Three studies show that dogs fed fish oil (high omega-3 fatty acid) improved in mobility and showed less pain. Believers of the power of fish oil (myself included) are not surprised, but at least now we have clinical proof.
The American Veterinary Medical Association (AVMA) announced in a press release the results of the three studies. The studies included 274 dogs with osteoarthritis that participated at dozens of private veterinary clinics and two University veterinary clinics.

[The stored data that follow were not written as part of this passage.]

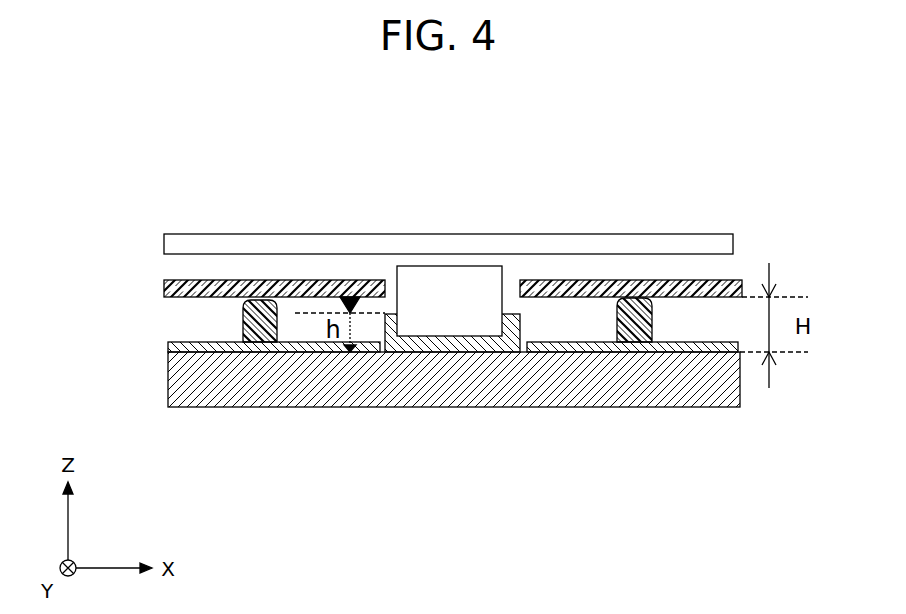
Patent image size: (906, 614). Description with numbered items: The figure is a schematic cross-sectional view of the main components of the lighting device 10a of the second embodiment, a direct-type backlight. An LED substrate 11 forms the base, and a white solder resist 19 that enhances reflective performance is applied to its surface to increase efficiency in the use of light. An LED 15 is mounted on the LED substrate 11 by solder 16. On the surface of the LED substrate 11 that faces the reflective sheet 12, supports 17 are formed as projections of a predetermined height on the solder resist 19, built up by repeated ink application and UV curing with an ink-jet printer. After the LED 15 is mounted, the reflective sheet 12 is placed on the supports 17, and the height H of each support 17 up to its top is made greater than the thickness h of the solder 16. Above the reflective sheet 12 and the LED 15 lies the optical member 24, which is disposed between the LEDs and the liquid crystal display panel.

The lighting device 10a is at (745, 162).
The LED substrate 11 is at (168, 380).
The reflective sheet 12 is at (365, 280).
The LED 15 is at (445, 280).
The solder 16 is at (443, 350).
The support 17 is at (258, 298).
The solder resist 19 is at (677, 340).
The optical member 24 is at (164, 247).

“In the first study, dogs with chronic pain associated with osteoarthritis showed improvements in their ability to play and rise from rest at six weeks after being switched to a diet containing high concentrations of fish oil omega-3 fatty acids. The second study showed that limb strength in dogs improved with omega-3 dietary intervention. In the third study, veterinarians were able to reduce the dosage of carprofen, a common NSAID used for pain relief in dogs with osteoarthritis, while still providing pain relief to dogs that were fed food supplemented with omega-3 fatty acids.” http://www.avma.org/press/releases/100304_omega-3_fatty_acids.asp
Study One was published in the Journal of the American Veterinary Medical Association (JAVMA) January 1, 2010. In this study 38 client owned dogs with osteoarthritis were examined at 2 University veterinary clinics. “Dogs were randomly assigned to receive a typical commercial food (n = 16) or a test food (22) containing 3.5% fish oil omega-3 fatty acids. On day 0 (before the trial began) and days 45 and 90 after the trial began, investigators conducted orthopedic evaluations and force-plate analyses of the most severely affected limb of each dog, and owners completed questionnaires to characterize their dogs’ arthritis signs.” Conclusions and Clinical Relevance: “At least in the short term, dietary supplementation with fish oil omega-3 fatty acids resulted in an improvement in weight bearing in dogs with osteoarthritis.”
Study Two did things a bit differently; they used high doses of fish oil. Published in the JAVMA on January 1, 2010. In this study 127 client owned dogs with osteoarthritis in 1 or more joints were examined from 18 private veterinary clinics. “Dogs were randomly assigned to be fed for 6 months with a typical commercial food or a test food containing a 31-fold increase in total omega-3 fatty acid content and a 34-fold decrease in omega-6–omega-3 ratio, compared with the control food. Dog owners completed a questionnaire about their dog’s arthritic condition, and investigators performed a physical examination and collected samples for a CBC and serum biochemical analyses (including measurement of fatty acids concentration) at the onset of the study and at 6, 12, and 24 weeks afterward.” Results: “According to owners, dogs fed the test food had a significantly improved ability to rise from a resting position and play at 6 weeks and improved ability to walk at 12 and 24 weeks, compared with control dogs.”
Study 3 was to determine if pain medicine could be reduced by supplementing the pet’s diet with fish oil omega-3 fatty acids. Published in the JAVMA on March 1, 2010, 101 client owned dogs with stable chronic osteoarthritis were examined at 33 privately owned veterinary hospitals. “In all dogs, the dosage of carprofen was standardized over a 3-week period to approximately 4.4 mg/kg/d (2 mg/lb/d), PO. Dogs were then randomly assigned to receive a food supplemented with fish oil omega-3 fatty acids or a control food with low omega-3 fatty acid content, and 3, 6, 9, and 12 weeks later, investigators made decisions regarding increasing or decreasing the carprofen dosage on the basis of investigator assessments of 5 clinical signs and owner assessments of 15 signs.” Results: “Results suggested that in dogs with chronic osteoarthritis receiving carprofen because of signs of pain, feeding a diet supplemented with fish oil omega-3 fatty acids may allow for a reduction in carprofen dosage.”
Of huge importance is the following statement in the AVMA release: “This finding is especially important because it allows veterinarians to better understand that complications that may arise from pain relief medications could be reduced when the medications are used in combination with proper nutrition.” We can assume that “proper nutrition” in this case implies a diet supplemented with fish oil.
Although none of these studies stated the type or grade of fish oil used, most experts recommended supplementing your pet’s diet with a pure pharmaceutical grade fish oil. Inferior fish oils can be contaminated with mercury and other toxins. Always consult your veterinarian regarding any supplements added to their diet.